Much play has been made of the latest CSO data on property prices, which showed prices avoiding a fall in March for only the second month since their peak in September 2007. Just as one swallow doesn’t make a summer, however, one month’s data doesn’t make a trend.
Overall, average house prices nationwide have fallen by49% since their peak according to the CSO, whose data is compiled on the basis of mortgage drawdowns. This likely understates the extent of the collapse in house prices, as it discounts cash transactions which have become increasingly important in recent years.
Flat prices in March must be viewed in the context of their accelerating decline through the Autumn and Winter. Moreover, there is clear divergence between Dublin and the rest of Ireland, the former seeing a 0.7% increase month-on-month while the latter saw a 0.6% drop. This may be explained by the fact that Dublin property saw the biggest appreciation up to 2007, and has since seen a greater correction (57% compared to 45% in the Rest of Ireland and 49% on average). Over-supply is also less of an issue in Dublin then elsewhere, in general.
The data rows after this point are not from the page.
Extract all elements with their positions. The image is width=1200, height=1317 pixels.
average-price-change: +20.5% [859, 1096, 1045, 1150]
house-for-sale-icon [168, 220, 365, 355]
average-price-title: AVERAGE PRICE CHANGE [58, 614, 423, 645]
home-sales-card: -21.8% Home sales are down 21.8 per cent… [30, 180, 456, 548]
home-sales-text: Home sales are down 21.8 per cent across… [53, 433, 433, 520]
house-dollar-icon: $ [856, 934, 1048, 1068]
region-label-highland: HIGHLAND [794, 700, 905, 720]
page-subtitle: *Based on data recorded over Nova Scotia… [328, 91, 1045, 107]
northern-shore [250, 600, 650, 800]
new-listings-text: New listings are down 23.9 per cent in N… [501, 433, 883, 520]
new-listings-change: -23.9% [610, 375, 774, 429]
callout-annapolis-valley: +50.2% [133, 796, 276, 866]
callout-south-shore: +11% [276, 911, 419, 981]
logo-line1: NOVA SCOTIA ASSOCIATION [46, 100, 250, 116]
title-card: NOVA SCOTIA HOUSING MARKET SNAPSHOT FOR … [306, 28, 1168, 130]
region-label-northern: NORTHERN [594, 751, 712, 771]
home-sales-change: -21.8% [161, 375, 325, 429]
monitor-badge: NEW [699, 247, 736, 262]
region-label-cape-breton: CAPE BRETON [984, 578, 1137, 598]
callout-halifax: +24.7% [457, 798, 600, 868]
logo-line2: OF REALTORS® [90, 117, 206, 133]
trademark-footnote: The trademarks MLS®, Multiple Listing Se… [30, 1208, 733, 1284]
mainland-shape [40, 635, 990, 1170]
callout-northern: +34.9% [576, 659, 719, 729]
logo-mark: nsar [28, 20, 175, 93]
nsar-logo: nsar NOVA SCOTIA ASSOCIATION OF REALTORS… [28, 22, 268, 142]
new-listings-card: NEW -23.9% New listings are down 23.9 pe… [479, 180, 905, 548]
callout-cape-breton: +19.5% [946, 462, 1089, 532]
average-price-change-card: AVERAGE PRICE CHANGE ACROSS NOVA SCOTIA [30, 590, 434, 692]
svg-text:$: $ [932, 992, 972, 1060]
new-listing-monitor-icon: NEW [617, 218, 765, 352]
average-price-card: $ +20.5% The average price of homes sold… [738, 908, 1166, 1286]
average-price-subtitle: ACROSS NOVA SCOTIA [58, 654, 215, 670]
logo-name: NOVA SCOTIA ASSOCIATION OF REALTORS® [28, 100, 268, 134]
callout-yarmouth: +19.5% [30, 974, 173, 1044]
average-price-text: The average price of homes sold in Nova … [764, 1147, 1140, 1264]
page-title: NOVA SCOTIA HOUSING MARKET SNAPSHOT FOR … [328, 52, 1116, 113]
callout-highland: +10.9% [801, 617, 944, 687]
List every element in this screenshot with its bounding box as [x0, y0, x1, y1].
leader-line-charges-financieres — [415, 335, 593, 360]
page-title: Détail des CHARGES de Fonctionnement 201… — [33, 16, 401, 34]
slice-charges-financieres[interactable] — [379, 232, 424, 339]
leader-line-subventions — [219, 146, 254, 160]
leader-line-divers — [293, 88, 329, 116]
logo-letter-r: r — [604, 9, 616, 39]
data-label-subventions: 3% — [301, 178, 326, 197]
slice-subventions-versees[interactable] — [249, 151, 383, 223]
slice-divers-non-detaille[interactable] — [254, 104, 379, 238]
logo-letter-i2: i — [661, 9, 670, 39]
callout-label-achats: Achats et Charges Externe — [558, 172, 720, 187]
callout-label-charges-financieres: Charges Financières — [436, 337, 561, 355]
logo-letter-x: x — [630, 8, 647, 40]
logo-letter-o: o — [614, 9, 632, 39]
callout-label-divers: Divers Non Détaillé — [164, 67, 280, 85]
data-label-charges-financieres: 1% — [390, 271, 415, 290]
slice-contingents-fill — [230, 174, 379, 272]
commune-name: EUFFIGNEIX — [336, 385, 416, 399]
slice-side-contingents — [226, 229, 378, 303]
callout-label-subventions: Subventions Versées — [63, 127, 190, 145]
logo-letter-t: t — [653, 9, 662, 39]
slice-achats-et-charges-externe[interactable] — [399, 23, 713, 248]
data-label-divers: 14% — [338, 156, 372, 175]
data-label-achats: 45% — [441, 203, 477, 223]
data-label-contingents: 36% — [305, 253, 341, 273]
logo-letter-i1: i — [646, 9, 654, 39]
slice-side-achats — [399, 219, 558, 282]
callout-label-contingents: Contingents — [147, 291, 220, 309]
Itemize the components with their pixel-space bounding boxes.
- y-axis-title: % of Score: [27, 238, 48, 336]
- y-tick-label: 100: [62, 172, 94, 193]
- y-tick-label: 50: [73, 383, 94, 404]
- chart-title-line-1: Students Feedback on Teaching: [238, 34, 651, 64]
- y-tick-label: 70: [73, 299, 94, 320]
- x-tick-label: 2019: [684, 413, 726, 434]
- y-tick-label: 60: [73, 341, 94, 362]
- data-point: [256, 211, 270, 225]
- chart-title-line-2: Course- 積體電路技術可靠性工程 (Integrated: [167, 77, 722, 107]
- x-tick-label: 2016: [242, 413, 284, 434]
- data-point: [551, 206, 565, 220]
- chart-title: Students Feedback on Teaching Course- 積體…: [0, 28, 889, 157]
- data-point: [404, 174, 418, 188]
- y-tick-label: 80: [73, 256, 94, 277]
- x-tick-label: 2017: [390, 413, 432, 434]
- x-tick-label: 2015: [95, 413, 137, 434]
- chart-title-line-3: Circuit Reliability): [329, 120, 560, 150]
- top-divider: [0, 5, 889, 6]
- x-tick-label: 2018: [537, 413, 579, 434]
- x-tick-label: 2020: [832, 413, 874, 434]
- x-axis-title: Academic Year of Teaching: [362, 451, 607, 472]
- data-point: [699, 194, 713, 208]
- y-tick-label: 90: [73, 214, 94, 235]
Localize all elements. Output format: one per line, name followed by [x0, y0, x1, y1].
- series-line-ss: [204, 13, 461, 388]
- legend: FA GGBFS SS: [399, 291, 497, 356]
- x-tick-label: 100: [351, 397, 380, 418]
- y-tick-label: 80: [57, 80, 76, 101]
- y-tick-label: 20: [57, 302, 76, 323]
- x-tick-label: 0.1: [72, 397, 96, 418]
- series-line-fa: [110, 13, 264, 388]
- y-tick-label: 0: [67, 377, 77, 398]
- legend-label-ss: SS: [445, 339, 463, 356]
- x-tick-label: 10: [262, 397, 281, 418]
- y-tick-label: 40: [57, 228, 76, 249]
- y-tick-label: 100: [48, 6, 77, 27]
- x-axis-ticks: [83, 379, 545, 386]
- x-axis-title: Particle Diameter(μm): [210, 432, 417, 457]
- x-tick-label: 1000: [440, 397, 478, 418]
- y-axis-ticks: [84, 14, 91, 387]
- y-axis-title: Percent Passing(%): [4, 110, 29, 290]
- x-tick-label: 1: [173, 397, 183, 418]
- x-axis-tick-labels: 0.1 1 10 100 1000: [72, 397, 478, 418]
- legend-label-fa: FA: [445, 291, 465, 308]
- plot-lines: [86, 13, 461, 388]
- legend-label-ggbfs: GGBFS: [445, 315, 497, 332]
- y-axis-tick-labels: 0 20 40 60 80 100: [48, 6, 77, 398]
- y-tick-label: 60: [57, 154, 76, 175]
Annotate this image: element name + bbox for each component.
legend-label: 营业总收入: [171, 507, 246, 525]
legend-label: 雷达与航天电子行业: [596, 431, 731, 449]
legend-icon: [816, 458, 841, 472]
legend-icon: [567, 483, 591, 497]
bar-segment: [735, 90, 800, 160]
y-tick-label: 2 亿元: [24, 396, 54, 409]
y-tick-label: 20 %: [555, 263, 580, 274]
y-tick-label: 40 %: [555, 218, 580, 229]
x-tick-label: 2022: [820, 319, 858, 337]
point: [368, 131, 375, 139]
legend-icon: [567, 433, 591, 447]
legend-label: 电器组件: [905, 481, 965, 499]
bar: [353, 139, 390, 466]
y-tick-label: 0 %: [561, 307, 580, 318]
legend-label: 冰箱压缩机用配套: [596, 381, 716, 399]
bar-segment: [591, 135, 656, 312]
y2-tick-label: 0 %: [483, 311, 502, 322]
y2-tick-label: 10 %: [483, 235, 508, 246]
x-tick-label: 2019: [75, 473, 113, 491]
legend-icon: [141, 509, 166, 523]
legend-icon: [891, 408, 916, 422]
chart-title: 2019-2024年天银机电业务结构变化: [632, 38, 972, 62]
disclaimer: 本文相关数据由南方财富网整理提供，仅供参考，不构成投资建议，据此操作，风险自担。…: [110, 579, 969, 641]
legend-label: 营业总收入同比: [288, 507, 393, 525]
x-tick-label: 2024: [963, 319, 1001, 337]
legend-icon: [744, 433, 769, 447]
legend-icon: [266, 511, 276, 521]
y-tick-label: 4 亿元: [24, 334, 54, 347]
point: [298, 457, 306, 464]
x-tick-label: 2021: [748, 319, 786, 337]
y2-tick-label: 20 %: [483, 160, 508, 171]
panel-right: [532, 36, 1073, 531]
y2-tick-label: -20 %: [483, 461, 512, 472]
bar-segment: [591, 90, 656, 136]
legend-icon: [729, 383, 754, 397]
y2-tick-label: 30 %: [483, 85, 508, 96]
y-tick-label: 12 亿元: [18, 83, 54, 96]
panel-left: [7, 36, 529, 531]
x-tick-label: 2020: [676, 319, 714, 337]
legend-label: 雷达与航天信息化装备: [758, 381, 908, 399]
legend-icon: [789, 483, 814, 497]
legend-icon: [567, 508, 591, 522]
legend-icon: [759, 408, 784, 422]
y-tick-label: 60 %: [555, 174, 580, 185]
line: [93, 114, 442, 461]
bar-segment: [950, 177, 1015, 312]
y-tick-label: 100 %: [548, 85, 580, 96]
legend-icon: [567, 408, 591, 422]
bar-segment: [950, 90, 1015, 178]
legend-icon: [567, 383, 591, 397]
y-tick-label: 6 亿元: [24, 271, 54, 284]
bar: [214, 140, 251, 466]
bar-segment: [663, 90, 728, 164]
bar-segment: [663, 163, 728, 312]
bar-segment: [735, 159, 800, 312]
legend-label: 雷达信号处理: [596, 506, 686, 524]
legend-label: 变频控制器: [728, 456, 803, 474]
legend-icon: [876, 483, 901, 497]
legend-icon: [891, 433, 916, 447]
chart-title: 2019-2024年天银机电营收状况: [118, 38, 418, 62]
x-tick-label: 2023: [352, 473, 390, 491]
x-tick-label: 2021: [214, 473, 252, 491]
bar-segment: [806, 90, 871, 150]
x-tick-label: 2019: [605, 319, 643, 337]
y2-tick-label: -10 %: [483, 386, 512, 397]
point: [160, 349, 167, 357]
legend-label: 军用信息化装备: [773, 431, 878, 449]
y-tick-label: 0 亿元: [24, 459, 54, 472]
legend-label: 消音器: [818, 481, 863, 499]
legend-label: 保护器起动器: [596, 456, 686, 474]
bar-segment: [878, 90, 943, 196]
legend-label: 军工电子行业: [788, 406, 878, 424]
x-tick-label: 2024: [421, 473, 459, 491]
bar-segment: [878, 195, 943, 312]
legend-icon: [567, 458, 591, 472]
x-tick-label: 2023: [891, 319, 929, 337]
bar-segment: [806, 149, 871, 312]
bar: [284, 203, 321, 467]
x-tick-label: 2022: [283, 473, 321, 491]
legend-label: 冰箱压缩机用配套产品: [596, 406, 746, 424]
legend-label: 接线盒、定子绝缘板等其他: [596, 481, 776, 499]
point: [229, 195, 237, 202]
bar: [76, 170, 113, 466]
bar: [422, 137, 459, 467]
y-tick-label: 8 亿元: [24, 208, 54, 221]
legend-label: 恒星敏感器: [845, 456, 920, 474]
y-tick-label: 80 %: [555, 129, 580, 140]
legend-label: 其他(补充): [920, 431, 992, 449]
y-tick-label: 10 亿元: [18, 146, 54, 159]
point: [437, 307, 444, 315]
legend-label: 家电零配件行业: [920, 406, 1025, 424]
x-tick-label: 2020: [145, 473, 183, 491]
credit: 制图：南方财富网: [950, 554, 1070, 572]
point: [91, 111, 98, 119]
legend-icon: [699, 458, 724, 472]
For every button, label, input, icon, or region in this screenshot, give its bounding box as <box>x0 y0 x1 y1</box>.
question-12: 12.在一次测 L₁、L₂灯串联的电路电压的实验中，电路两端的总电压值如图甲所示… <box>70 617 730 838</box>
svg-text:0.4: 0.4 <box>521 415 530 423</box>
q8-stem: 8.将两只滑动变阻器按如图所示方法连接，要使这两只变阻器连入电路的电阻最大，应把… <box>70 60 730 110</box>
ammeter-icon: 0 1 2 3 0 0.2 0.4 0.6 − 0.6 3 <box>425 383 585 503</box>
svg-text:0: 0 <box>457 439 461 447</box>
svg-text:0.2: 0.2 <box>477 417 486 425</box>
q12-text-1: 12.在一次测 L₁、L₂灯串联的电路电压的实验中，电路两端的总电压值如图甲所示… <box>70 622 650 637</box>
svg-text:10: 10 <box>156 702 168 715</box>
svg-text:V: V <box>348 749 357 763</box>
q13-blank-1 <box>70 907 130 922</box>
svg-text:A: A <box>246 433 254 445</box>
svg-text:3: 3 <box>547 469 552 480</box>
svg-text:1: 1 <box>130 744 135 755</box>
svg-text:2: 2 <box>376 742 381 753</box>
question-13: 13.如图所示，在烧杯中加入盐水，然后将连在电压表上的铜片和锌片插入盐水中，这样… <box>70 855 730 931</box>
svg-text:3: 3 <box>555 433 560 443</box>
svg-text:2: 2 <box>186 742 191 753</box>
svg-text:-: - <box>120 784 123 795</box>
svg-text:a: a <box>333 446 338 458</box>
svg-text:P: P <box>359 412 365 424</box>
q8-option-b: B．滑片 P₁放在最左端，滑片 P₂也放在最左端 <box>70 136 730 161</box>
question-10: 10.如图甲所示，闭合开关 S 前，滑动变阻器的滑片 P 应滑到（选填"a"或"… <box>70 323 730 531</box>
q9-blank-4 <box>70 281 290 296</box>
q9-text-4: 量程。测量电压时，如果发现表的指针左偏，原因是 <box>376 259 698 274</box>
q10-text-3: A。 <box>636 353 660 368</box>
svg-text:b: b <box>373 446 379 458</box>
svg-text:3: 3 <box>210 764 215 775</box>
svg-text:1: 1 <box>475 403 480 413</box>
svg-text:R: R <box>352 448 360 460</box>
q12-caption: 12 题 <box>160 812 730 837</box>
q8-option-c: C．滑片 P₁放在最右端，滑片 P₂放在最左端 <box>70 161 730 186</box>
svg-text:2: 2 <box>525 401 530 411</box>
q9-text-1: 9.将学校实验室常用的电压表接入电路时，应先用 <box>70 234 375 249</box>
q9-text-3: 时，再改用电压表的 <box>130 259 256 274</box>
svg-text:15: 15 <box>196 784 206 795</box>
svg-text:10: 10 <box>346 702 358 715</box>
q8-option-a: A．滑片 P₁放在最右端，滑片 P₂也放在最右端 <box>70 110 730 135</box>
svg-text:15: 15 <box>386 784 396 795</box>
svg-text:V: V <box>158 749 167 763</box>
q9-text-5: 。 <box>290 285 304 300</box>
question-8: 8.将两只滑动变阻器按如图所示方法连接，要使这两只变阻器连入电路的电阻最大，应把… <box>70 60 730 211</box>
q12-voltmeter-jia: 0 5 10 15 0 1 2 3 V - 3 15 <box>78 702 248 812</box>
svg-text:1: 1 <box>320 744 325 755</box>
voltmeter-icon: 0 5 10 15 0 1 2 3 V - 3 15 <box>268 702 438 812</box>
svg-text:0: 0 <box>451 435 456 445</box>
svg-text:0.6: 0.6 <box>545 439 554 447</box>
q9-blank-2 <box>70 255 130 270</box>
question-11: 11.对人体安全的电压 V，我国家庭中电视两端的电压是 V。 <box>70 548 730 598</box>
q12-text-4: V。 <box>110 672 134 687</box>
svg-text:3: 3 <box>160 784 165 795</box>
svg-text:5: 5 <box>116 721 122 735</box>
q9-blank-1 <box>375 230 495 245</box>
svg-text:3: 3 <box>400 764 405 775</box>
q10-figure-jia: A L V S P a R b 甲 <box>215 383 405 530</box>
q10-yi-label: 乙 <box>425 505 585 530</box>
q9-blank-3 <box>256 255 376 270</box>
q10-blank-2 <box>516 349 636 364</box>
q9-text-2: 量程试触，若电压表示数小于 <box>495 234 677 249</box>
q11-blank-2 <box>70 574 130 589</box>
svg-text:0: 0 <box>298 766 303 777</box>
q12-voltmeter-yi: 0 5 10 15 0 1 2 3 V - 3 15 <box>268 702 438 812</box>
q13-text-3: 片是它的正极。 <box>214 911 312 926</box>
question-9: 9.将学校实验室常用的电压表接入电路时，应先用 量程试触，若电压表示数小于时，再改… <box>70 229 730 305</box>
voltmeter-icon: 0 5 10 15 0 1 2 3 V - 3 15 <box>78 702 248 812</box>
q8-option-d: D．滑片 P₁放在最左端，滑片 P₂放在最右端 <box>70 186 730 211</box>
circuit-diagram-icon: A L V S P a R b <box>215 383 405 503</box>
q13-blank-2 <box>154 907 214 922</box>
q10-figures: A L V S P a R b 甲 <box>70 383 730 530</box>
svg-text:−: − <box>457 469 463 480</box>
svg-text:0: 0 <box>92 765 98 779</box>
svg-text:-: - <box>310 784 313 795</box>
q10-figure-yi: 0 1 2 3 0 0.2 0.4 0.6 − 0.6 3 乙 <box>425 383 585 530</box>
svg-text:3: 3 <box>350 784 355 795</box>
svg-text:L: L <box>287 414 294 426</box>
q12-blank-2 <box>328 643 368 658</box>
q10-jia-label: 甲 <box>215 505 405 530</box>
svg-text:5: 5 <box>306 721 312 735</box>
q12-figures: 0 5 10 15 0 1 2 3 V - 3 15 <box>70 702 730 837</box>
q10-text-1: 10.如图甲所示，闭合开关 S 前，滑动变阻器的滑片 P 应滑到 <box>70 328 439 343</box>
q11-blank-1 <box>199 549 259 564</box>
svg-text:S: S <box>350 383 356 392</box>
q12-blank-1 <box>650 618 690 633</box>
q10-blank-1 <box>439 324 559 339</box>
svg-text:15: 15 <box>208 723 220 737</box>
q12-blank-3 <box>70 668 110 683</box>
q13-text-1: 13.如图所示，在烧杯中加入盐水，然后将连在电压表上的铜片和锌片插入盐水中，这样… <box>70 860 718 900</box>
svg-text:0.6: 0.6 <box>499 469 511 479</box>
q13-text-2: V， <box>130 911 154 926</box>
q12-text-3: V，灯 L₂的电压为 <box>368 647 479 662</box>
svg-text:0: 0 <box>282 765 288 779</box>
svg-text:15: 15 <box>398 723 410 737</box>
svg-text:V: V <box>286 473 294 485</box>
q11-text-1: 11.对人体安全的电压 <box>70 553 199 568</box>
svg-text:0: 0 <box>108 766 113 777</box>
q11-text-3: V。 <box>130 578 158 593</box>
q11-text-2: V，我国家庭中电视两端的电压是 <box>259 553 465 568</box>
There is no doubt that houses are more affordable now than they have been in years, when benchmarked against disposable incomes, rental yields etc., but there are two reasons why a robust recovery is unlikely in the near future: credit & confidence.
It is well known that the Irish banking system is undergoing massive deleveraging at the behest of the troika, but also because the banks’ loans are not backed by sufficient deposits. This process is certain to constrain credit supply for years to come.
More intangible is the ‘confidence fairy’. While credit may be in short supply, this is only a problem if demand for credit is significantly greater. Regardless of affordability, many prospective purchasers are clearly staying on the sidelines simply because they expect prices to fall further. If all buyers do the same, price falls become a self-fulfilling phenomenon divorced from economic fundamentals. This is what economists call ‘adaptive expectations’, i.e. people adapt and adjust their behaviour to everyday experience. Once asset price deflation has taken hold, the market will usually overshoot ‘true’ valuations.
Trying to call the bottom of the market may feel like trying to catch a falling knife, particularly if you are planning to put your money where your mouth is. When house prices do bottom out, however, and it is unlikley that they have yet reached their nadir, they are more likely to experience L-shaped stagnation than V-shaped recovery.